La tentación de lo prohibido. Lanzarse al plato que "debe evitar a toda costa" o ingerir en una sola comida lo que debe comer en un día, es un problema, no un drama. En vez de culpabilizarse o tirar la toalla, recuerde que va por buen camino: disminuya durante dos o tres días su ración de alimentos y beba mucho agua; en una semana habrá recuperado el equilibrio perdido.
Puede olvidarse del régimen unos días. Para evitar el paréntesis en la dieta que puede producir un viaje, una invitación o una obligación profesional, que hagan imposible seguir el régimen durante unos días, los expertos señalan que no hay que entregarse sin pelear: considere el paréntesis como una prueba o examen a aprobar, en vez de una ocasión para caer en todas las tentaciones o abandonar definitivamente el régimen con el pretexto de que "no estoy hecho para esto" o "no conseguiré aguantar" y mucho menos para quitarse la delgadez de la cabeza. Tenga presente la lista de alimentos "peligrosos" y las cantidades permitidas: si ha llegado hasta aquí, podrá seguir adelante.
Seguir adelante, si el peso se estanca. Después de una rápida pérdida inicial de peso (debida a la eliminación de líquidos), el adelgazamiento se desacelera (se pierde menos peso en el mismo tiempo) debido a que el organismo se acostumbra a las restricciones y quema menos calorías. Llega un momento en todos los regímenes en que el peso se estanca. Un aumento del ejercicio físico puede ayudar a traspasar esa meseta. También se puede modificar el régimen durante unos días, dando prioridad al aporte de proteínas (huevos, leche, pescado, aves, cereales, frutas, nueces) lo que hará reaccionar al organismo (obligándole a extraer energía de tu tejido adiposo) y después volver a la dieta original, un poco más severa. Durante el "paréntesis proteico", hay que beber más que antes (las proteínas producen muchos residuos metabólicos) y complementar la alimentación con un suplemento multivitamínico (para evitar posibles desequilibrios nutricionales).
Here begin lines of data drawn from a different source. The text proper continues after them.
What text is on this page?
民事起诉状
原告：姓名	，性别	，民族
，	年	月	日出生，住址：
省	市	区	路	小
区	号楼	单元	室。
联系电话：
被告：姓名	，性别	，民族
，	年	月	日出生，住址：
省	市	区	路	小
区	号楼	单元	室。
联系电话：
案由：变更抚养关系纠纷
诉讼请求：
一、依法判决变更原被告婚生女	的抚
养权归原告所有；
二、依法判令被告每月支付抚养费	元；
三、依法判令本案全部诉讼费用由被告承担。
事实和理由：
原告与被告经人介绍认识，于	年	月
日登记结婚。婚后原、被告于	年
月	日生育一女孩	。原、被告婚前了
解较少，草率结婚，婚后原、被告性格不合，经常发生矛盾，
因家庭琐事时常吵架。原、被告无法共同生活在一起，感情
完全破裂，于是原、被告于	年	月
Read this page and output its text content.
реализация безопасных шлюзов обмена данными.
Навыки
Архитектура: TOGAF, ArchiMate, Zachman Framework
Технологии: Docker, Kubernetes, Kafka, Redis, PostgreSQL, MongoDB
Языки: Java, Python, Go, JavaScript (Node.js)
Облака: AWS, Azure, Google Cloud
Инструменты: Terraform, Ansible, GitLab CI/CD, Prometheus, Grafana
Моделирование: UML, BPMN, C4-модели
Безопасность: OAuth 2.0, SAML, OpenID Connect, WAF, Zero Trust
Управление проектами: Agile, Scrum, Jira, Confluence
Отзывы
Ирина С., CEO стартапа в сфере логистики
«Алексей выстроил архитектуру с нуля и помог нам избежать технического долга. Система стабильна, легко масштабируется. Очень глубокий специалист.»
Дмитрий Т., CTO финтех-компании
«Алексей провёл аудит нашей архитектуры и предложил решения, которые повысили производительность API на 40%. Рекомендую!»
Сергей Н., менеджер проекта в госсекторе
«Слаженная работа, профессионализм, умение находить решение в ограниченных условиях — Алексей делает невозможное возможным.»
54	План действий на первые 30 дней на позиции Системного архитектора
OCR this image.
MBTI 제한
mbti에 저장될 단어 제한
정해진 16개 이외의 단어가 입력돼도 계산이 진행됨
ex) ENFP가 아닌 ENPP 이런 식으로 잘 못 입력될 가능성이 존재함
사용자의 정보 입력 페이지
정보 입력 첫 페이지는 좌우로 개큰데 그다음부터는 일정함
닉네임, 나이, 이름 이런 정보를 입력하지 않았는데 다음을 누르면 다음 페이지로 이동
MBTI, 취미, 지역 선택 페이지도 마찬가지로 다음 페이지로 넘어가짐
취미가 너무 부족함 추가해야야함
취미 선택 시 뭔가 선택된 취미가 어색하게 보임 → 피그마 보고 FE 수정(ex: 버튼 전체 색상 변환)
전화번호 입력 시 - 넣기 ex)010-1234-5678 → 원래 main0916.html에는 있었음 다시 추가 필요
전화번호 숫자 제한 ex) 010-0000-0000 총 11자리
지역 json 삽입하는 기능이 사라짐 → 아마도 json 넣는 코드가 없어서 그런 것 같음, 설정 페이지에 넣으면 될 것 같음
Atención al final de trayecto. Cuando llegue a su peso ideal o de bienestar, desea levantar el pie del freno y volver ¡por fin! a la cocina "normal". Al finalizar su régimen, debido a los cambios metabólicos, su cuerpo se ha acostumbrado a quemar menos calorías que antes; si entonces vuelve a una alimentación rica en grasas y azúcares, su cuerpo se arrojará ávidamente sobre ese "manjar milagroso" para almacenarlo en el tejido adiposo, que ha quedado vacío. No hay inconveniente en volver a una alimentación un poco más calórica después de un régimen en que ha restringido el consumo de calorías, pero para evitar recaídas en el sobrepeso es obligatorio efectuar un período de transición.

Más deporte. Durante las semanas en que ha adelgazado, el ejercicio habrá ocupado un lugar importante en su vida, su rendimiento y estado físico habrán mejorado, y su cuerpo se habrá desentumecido. El lapso de transición es ideal para hacer más deporte con más intensidad; así el mayor aporte calórico se utilizará en la nueva actividad física, sin riesgos para tu figura.
Una vez estabilizado el peso. Debe recordar que para mantener el peso bajo control, debe modificar definitivamente los hábitos comiendo de forma saludable y equilibrada (con más alimentos integrales, frutas, verduras y comidas con fibra, y manteniendo a raya la pareja maldita grasas-azúcares) y practicando algún ejercicio o deporte de forma regular. Para conservar la delgadez, debe pesarse regularmente para detectar cualquier subida, y volver momentáneamente al régimen o hacer más ejercicio, si detecta un exceso de grasa en tu cuerpo.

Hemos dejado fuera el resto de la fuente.